To confuse matters, Won’t Back Down’s soundtrack favours “Learning to Fly” over the title song for its choice of inspirational Petty anthem. But Daniel Barnz’s film is otherwise admirable for its lack of easy uplift in its efforts to contend with a complex problem, at least until it’s undone by an excess of cornball melodramatics and union-bashing polemical assaults.
It’s also classed up by two very strong lead performances. Played by Maggie Gyllenhaal as a brassy Erin Brockovich type minus the cleavage, Jamie is a working-class single mom who’s determined to find a better situation for her dyslexic daughter than the one at her dire school. Jamie’s pluck invigorates Nona (Viola Davis), a teacher who wants better for her students and her own son than indifferent classes taught by “checked-out zombies” who only care about their paycheques.

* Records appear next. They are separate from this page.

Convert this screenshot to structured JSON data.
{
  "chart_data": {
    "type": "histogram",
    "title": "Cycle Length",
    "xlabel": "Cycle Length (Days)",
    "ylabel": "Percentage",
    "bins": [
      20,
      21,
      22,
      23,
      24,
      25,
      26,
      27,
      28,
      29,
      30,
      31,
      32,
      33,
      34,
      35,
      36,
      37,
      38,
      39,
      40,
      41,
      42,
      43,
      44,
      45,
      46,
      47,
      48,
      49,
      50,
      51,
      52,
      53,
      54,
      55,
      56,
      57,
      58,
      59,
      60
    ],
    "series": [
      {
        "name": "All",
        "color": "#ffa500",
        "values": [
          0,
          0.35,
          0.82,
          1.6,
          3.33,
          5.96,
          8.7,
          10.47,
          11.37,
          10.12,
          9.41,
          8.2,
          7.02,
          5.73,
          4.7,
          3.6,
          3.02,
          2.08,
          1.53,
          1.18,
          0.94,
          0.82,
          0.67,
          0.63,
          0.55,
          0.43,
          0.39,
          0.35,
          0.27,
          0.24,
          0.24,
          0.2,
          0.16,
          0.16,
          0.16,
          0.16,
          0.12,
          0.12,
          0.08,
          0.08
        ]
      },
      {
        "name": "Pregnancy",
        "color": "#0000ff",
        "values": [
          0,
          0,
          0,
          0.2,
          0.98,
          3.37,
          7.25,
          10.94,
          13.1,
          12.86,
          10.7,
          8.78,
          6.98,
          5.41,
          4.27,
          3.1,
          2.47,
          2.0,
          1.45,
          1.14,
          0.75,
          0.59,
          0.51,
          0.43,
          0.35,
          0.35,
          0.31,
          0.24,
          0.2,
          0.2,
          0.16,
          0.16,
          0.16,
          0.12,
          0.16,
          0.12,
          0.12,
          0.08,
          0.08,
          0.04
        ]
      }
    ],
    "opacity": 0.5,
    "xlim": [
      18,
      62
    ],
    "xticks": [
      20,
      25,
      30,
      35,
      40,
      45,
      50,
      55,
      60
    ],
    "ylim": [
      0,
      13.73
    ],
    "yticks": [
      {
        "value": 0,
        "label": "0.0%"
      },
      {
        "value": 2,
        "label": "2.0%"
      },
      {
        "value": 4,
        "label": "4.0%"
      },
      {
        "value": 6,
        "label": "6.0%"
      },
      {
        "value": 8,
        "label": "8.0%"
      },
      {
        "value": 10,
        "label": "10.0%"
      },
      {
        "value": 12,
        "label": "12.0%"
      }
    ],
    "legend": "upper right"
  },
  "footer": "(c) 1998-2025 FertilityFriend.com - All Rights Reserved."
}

Their noble campaign to take over the school is nearly derailed by a nasty counter-offensive by the teachers’ union, which the movie portrays in such villainous terms that the ghost of Ayn Rand deserves a co-writing credit.
Nevertheless, the social-issue drama of any political stripe has become such a rare species in Hollywood cinema that Won’t Back Down is weirdly fascinating. At its grittiest, it might even pass for a descendant of ‘70s rabble-rousers like Norma Rae, albeit without any of the cusswords or adult content that might’ve muddied the wholesome image of the new film’s backer, Walden Media. And though its take on the topic is ultimately too simplistic, Gyllenhaal and Davis so strongly convey their characters’ terror of failing their kids, Won’t Back Down has the potency of a horror movie for grown-ups.